Fort de son idée de soutien libéral de la culture, il reste en retrait de toute orientation à propos de la production. On feinte: un type de cinéma lui parle-t-il davantage? «Les films qui réunissent une dimension épique et un questionnement personnel, comme tous ceux de Bergman. J'apprécie aussi un certain cinéma américain qui, là aussi, parvient à aborder de grands thèmes tout en restant soucieux des résonances individuelles.»

En matière de soutien au cinéma, existe-t-il des modèles, comme les démarches de la Belgique ou du Danemark, souvent citées? «Les petits pays ont des talents particuliers, voyez comme la Suisse est très avancée dans le design – ce qu'on ignore souvent dans le pays, d'ailleurs.

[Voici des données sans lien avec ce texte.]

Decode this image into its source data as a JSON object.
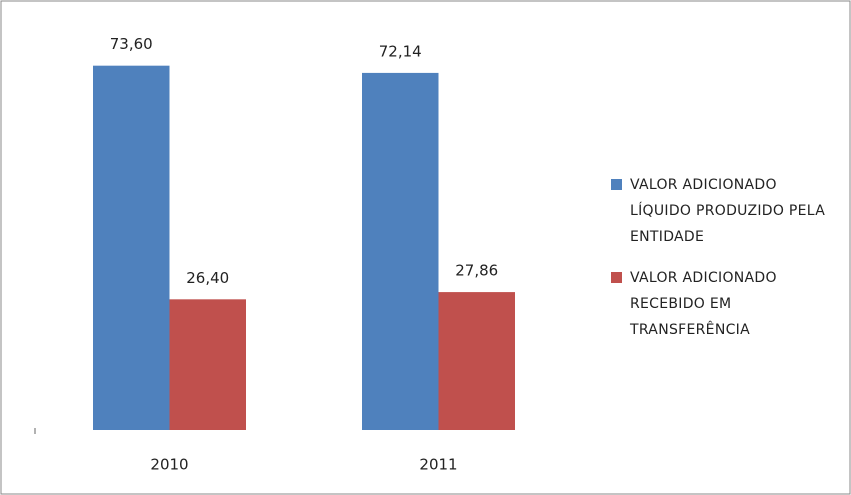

Mais l'Etat ne peut pas générer, comme par un miracle de la génétique, des cinéastes prometteurs. Il peut en revanche aider à les faire émerger.»

Un souvenir pourtant raconte la perspective du ministre. Lorsqu'on aborde les premiers films qu'il a vus, Pascal Couchepin mentionne avec une nostalgie manifeste un cinéclub pour enfants des années 50, le Fip Fop, que soutenait Nestlé. Dans sa politique générale pour la culture, le conseiller fédéral d'aujourd'hui ne cesse d'évoquer l'accès aux œuvres artistiques: l'offre est énorme, mais la demande reste à stimuler, dit-il à l'envi. Et comme de juste, il mentionne notamment en exemple la Lanterne Magique, le ciné-club pour enfants. Cinéphile et toujours ministre.